Figure 1. Pulmonary melanoma metastasis stimulates PD-L1.

Eight-week-old WT mice were challenged with B16-F10 (B16) melanoma cells or control vehicle (PBS) via tail vein injection and evaluated 2 weeks later. (A) Real-time reverse transcriptase (RT) PCR was used to quantitate the levels of mRNA encoding PD-L1 in the lungs from mice treated i.v. with PBS (B16 –) or B16 cells (B16 +). Each dot represents an evaluation in an individual animal. (B) Western blot evaluations of PD-L1 accumulation in lungs from mice treated with PBS (B16 –) or B16 cells (B16 +). (C and D) FACS evaluations quantitating the accumulation of PD-L1 in cell populations from lungs of mice treated with B16 cells (B16-F10 +) or vehicle control (B16-F10 –).
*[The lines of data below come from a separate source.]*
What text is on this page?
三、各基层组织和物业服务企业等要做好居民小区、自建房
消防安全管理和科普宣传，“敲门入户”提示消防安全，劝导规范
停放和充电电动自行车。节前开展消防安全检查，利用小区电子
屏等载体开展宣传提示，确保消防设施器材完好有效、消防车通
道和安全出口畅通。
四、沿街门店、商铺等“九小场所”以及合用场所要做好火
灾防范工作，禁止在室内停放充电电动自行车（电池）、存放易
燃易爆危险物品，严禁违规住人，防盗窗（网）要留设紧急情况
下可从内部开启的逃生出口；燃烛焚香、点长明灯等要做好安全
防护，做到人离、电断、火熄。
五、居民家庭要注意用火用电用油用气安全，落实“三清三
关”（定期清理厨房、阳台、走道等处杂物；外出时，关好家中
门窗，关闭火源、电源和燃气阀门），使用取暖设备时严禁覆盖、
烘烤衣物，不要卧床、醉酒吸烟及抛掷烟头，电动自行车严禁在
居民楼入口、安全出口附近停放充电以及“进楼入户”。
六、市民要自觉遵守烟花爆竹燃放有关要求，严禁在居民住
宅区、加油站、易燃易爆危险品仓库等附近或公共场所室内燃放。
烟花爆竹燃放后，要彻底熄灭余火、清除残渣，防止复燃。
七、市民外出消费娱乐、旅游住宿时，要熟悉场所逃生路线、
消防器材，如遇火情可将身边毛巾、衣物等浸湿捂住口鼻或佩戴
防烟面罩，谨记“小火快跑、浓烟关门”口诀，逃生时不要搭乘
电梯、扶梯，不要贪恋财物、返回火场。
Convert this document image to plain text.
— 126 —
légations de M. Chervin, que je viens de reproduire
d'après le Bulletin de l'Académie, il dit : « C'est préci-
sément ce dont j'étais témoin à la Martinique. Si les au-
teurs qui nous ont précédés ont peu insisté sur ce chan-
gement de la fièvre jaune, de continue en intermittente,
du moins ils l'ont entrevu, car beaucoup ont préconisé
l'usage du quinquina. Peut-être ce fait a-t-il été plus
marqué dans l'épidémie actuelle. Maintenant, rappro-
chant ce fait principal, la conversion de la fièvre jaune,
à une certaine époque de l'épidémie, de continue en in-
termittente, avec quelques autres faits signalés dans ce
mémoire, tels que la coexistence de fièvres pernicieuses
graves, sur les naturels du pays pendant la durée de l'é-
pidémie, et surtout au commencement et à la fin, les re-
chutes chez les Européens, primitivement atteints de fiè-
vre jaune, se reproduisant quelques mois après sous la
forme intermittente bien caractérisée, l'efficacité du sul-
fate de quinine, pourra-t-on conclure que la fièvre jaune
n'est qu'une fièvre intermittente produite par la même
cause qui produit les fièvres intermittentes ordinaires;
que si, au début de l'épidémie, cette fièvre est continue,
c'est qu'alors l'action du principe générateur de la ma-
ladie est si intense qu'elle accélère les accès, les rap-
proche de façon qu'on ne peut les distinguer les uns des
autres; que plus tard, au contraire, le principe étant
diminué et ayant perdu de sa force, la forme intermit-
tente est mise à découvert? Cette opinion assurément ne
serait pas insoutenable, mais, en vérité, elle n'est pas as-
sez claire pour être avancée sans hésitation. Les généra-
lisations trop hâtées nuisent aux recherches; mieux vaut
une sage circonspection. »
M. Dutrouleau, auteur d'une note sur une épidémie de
These evaluations used specific markers of airway epithelial cells (CC10), alveolar epithelial cells (surfactant apoprotein C [SP-C]), T cells (CD3), and macrophages (CD68). (E) Representative double-label fluorescent immunohistochemical evaluations in lungs from mice challenged with B16 melanoma cells using cell-specific markers (alveolar epithelial cells, SP-C; macrophages, CD68) (red) and anti–PD-L1 (green). The arrows highlight cells that stained with both antibodies. The values in A represent the mean ± SEM of the noted evaluations represented by the individual dots. B–E are representative of a minimum of 2 similar evaluations. *P < 0.05, **P < 0.01, ***P < 0.001 (Student’s t test). Scale bars: 50 μm.